After finishing school Mr Koolen studied mechanical engineering at a university in the city of Eindhoven. It was around this time that he started to compete in Ironman triathlons - a 2.4-mile (3.9km) swim, followed by a 112-mile (180km) bike ride, and then running a marathon.
However, after his knee was injured in a car accident when a drunk driver ploughed into his car, he switched to motor sports.
Mr Koolen then studied for an MBA (master of business administration qualification), before starting a successful career as a consultant, advising a host of companies that he also started to invest in.
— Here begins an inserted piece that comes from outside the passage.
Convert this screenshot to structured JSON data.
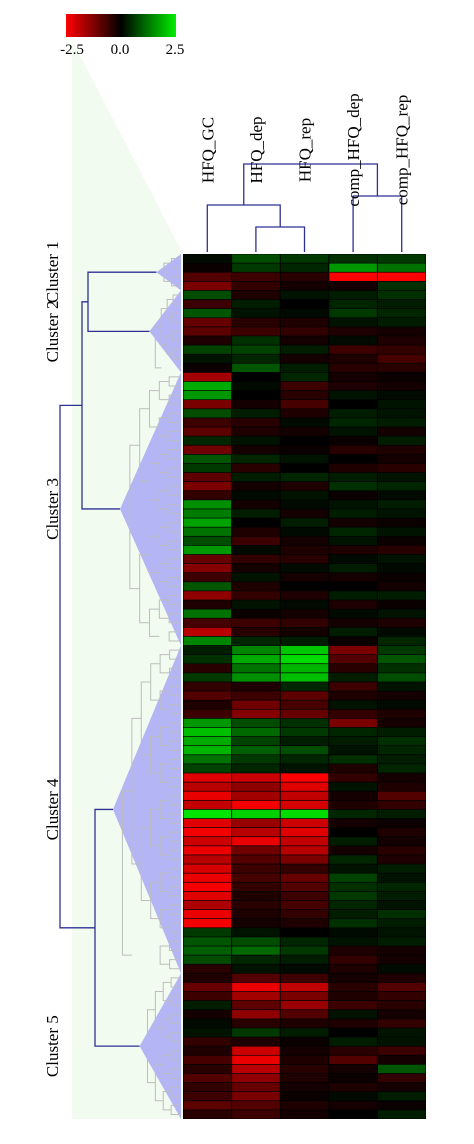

One of these was Booking.com, which was formed in the Netherlands in 1997, and last year had revenues of $12.7bn.
Mr Koolen's investments over the years have made him a multimillionaire, with a Dutch newspaper estimating in 2013 that he had a personal fortune of €115m ($130m; £101m)., external
But is he right to be so bullish about Lithium Werks and the global demand for lithium-ion batteries?
"Lithium-ion batteries are absolutely key in the move to electric vehicles, but they also allow us to realise the full potential of solar and wind power through cheap and easy energy storage," says Richard Anderson from technology think tank RethinkX.
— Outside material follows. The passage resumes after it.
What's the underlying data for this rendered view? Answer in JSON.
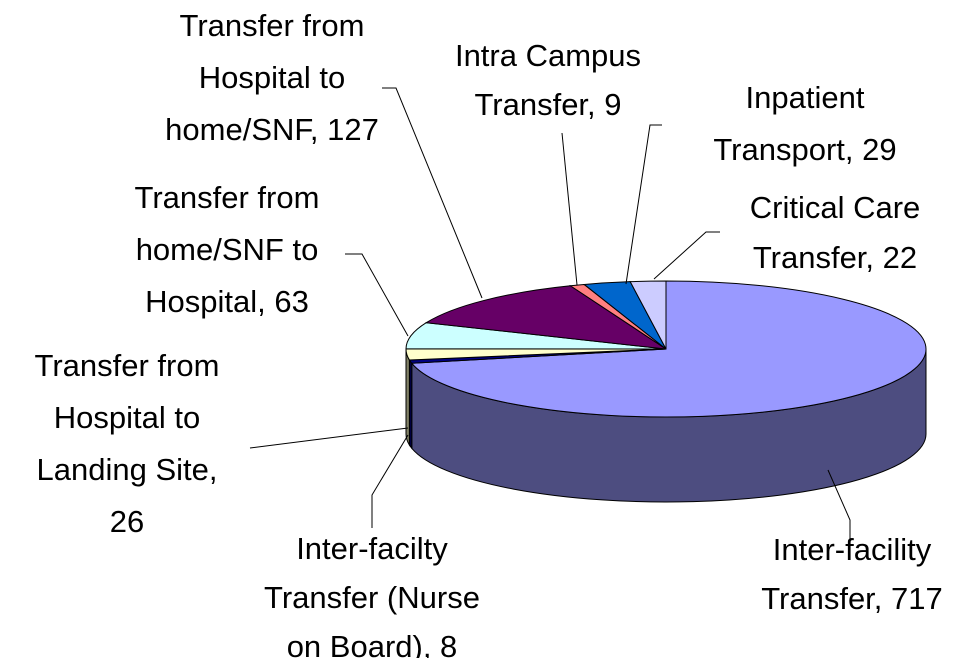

"So there's no question demand for these batteries will rocket, but of course that doesn't mean that everyone producing lithium-ion batteries will be successful.
"This will be an incredibly competitive marketplace where a number of big, well-established companies such as Tesla and Panasonic already operate."
No matter how busy Mr Koolen is with Lithium Werks his enthusiasm for competing in motor sport rally events is undimmed.
He has now entered the Dakar Rally nine times, and is the only person to have completed the race in all four main categories - motorcycle, quad bike, car and truck.
The risk of injury doesn't bother him, he says, even remembering the time in 2013 when he broke his back while training on his quad bike.
"I was about to go over a jump and the throttle got stuck," he says. "I fell from the bike and broke four vertebrae.
"I believe in fate though. Everyone dies when it is their time."